Objective: To investigate the impact of 5-aza-2'-deoxycytidine(5-aza-CdR) combined with imatinib on the proliferation, motility, invasion, and apoptosis of gastrointestinal stromal tumors(GIST) cells in vitro.
Methods: MTT assay was used to investigate the effect of the two agents on proliferation of GIST882. Plate colony forming assay was used to determine the number of colony-forming. Motility and invasion abilities were tested to evaluate the inhibitory effect of each agent. Flow cytometry was used to observe apoptosis and cell cycle.

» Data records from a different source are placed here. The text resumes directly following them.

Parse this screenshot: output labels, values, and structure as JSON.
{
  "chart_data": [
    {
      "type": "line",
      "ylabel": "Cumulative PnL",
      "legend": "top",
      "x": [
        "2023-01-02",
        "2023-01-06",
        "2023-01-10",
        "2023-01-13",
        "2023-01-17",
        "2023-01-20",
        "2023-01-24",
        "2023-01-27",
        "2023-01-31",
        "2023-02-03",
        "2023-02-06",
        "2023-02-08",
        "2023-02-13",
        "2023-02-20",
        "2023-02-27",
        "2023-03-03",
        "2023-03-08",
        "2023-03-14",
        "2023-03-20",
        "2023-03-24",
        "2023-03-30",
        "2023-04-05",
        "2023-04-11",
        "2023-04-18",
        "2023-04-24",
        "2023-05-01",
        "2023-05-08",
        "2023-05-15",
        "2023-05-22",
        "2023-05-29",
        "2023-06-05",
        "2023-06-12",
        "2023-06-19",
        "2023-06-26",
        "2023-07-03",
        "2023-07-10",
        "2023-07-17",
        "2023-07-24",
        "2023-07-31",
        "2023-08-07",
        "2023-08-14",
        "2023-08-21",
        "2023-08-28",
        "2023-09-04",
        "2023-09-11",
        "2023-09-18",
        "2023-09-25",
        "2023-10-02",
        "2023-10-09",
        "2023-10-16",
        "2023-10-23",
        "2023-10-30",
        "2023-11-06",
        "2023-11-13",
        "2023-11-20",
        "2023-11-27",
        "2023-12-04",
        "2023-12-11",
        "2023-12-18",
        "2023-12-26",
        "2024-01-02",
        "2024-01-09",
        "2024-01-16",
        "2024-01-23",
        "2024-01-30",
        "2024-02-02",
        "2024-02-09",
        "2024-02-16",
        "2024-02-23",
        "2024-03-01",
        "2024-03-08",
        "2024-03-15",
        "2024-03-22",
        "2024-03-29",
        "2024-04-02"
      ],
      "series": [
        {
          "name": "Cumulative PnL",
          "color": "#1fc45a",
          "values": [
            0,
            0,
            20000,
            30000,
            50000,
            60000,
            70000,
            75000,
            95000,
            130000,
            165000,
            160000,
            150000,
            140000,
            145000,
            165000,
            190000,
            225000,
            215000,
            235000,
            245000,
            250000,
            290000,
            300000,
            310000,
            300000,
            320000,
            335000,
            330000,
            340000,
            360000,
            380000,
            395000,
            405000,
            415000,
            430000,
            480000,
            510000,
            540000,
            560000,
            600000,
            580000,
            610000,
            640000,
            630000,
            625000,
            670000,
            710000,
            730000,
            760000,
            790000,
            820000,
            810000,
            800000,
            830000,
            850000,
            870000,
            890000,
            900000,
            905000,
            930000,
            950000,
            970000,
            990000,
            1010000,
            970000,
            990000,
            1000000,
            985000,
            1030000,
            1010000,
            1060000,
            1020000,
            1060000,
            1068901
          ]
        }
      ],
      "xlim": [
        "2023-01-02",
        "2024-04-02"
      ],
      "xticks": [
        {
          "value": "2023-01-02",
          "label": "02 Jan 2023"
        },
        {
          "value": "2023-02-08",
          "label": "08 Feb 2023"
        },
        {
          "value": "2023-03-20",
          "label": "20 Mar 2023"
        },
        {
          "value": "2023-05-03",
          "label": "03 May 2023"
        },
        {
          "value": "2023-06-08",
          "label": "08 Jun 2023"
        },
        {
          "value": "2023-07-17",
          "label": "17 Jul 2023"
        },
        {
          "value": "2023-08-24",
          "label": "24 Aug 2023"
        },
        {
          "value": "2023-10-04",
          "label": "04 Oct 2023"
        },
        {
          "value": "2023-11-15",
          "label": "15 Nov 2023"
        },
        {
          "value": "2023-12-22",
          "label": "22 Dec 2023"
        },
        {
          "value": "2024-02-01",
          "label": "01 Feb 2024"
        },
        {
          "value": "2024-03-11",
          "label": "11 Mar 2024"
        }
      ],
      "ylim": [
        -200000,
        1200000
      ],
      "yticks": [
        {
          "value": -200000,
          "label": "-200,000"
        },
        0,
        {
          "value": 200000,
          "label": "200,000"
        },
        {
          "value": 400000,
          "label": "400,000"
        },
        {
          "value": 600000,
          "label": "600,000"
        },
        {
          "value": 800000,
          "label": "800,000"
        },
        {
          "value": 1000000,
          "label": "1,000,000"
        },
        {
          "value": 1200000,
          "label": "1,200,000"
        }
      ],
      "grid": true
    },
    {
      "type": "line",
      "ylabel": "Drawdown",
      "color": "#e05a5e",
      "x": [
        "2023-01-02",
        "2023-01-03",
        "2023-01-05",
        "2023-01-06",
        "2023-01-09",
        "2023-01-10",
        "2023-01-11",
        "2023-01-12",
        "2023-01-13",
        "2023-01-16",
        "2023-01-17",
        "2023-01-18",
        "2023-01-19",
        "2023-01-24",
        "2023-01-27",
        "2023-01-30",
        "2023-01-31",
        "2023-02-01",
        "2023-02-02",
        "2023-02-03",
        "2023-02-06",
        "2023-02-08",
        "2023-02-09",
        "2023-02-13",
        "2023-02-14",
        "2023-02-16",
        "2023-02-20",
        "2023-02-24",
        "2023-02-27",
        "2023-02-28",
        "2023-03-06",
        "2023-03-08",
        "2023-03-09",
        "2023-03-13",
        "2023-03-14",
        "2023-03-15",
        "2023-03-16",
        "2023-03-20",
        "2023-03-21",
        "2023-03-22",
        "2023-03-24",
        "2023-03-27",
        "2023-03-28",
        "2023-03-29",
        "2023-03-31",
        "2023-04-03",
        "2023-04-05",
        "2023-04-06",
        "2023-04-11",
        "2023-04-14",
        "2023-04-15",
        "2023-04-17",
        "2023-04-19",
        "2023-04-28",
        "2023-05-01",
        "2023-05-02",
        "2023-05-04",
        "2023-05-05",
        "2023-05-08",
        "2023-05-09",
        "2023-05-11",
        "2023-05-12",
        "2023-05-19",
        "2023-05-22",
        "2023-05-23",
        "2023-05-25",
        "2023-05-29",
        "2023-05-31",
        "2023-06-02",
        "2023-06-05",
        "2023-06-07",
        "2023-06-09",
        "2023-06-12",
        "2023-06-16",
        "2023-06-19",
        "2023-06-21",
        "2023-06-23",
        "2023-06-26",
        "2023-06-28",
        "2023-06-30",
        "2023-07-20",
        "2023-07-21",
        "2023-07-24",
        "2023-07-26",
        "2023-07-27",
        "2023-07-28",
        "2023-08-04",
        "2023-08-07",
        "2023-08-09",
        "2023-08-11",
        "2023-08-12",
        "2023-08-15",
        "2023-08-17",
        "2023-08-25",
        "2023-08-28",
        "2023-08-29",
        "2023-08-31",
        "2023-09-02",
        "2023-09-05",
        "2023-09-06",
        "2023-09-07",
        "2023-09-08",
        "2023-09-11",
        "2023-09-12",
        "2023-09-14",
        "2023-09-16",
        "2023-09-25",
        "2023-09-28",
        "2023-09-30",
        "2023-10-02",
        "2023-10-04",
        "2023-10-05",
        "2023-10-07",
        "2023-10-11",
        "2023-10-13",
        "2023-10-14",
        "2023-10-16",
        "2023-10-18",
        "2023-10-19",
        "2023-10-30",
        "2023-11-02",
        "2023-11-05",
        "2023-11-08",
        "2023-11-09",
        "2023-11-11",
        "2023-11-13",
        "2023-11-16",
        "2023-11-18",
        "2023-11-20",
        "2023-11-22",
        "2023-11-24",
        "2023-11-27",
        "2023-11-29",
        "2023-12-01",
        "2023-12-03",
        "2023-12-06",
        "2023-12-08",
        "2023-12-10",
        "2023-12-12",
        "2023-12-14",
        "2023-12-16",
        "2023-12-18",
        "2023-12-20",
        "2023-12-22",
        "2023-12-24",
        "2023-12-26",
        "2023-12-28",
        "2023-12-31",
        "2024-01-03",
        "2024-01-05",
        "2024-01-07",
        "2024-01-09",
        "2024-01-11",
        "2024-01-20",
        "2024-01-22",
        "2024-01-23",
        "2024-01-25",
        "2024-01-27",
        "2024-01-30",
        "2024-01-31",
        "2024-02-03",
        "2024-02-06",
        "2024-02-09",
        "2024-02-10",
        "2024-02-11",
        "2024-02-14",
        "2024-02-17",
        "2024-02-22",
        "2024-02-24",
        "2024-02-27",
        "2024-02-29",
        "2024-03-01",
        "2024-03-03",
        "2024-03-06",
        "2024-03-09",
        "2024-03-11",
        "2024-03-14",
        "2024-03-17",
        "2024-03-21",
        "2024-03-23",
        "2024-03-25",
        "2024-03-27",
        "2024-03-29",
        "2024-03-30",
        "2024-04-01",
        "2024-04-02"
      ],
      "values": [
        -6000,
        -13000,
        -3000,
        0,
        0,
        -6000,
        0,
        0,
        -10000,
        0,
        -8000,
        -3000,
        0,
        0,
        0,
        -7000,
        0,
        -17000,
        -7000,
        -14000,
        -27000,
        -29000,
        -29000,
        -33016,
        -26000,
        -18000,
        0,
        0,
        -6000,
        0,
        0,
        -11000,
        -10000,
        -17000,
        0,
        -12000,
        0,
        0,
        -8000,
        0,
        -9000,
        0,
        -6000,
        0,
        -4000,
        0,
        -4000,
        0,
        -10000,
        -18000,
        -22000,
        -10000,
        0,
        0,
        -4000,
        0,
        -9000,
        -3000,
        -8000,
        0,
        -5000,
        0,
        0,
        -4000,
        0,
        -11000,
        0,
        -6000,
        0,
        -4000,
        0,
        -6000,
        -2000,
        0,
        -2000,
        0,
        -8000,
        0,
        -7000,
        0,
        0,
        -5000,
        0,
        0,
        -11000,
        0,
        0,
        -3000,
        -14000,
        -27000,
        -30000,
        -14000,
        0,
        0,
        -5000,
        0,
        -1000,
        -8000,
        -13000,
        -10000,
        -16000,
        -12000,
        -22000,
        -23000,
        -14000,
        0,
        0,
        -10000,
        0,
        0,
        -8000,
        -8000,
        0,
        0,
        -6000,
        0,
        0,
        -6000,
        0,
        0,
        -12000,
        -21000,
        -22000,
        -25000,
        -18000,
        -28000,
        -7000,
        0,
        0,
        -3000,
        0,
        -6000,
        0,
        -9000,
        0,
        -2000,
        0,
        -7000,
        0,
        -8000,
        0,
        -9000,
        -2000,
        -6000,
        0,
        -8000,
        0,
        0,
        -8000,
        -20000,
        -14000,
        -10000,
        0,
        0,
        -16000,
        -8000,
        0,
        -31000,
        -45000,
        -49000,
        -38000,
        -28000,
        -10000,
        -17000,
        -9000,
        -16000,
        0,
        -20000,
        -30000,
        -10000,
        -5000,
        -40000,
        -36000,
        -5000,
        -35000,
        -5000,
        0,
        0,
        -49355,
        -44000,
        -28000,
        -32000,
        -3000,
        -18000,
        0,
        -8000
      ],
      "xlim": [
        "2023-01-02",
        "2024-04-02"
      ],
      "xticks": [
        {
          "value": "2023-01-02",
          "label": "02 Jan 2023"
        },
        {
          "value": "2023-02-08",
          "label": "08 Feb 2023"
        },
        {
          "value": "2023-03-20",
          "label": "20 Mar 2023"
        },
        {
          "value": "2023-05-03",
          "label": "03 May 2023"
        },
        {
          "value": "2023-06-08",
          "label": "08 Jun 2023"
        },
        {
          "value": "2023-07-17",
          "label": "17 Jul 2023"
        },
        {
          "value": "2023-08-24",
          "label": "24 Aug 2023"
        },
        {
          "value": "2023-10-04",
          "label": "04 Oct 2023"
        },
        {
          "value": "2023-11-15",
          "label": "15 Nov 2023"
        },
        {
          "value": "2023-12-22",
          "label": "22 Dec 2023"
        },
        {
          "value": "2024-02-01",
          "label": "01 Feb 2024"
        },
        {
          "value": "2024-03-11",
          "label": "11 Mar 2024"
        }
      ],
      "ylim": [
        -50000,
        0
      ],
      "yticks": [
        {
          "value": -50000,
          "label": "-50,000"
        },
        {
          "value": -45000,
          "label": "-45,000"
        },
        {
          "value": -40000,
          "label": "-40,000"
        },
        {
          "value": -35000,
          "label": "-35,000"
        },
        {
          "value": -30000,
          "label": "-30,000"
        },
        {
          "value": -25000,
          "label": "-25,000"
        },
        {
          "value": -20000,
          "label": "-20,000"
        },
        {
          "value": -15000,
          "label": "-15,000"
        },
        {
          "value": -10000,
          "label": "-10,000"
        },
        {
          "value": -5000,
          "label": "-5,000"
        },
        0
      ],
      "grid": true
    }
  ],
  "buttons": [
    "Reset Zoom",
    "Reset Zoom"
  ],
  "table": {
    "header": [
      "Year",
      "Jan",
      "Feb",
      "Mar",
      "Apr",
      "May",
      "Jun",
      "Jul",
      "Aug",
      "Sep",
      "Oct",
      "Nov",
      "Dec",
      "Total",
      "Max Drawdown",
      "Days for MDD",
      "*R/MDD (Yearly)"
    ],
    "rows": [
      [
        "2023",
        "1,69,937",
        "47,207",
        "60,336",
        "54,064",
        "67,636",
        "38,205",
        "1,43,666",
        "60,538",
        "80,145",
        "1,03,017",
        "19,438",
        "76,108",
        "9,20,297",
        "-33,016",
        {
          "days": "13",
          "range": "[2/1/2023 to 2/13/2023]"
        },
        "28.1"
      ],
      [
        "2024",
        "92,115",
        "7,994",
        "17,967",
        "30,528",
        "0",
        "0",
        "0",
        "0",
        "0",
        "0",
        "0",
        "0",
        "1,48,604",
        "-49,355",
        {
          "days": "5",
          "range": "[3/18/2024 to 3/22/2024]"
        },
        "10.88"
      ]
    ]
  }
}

Results: 5-aza-CdR or imatinib effectively inhibited the growth of GIST882 cells in concentration- and time-dependent manner. The inhibitory rate of combined treatment using 5-aza-CdR and imatinib was significantly higher than that of 5-aza-CdR or imatinib alone(P<0.05). After treatment for 48 h, the apoptosis rates of 5-aza-CdR group (1000 μg/L) and imatinib group (100 μmol/L) were (11.7±1.2)% and (14.6±0.8)%, respectively. Compared with the control group (2.8±0.3)%, the difference was statistically significant(P=0.000). Furthermore, the difference in apoptosis rate was significant between combined treatment group (19.4±1.1)% and single drug treatment group(vs. 5-aza-CdR group, P=0.000, vs. imatinib group, P=0.013). 5-aza-CdR raised G0/G1 ratio and reduced S ratio of GIST882. Imatinib and combined group had no apparent influence on the cell cycle of GIST882 cells.
Conclusion: 5-aza-CdR may be a potential agent of GIST treatment in the near future.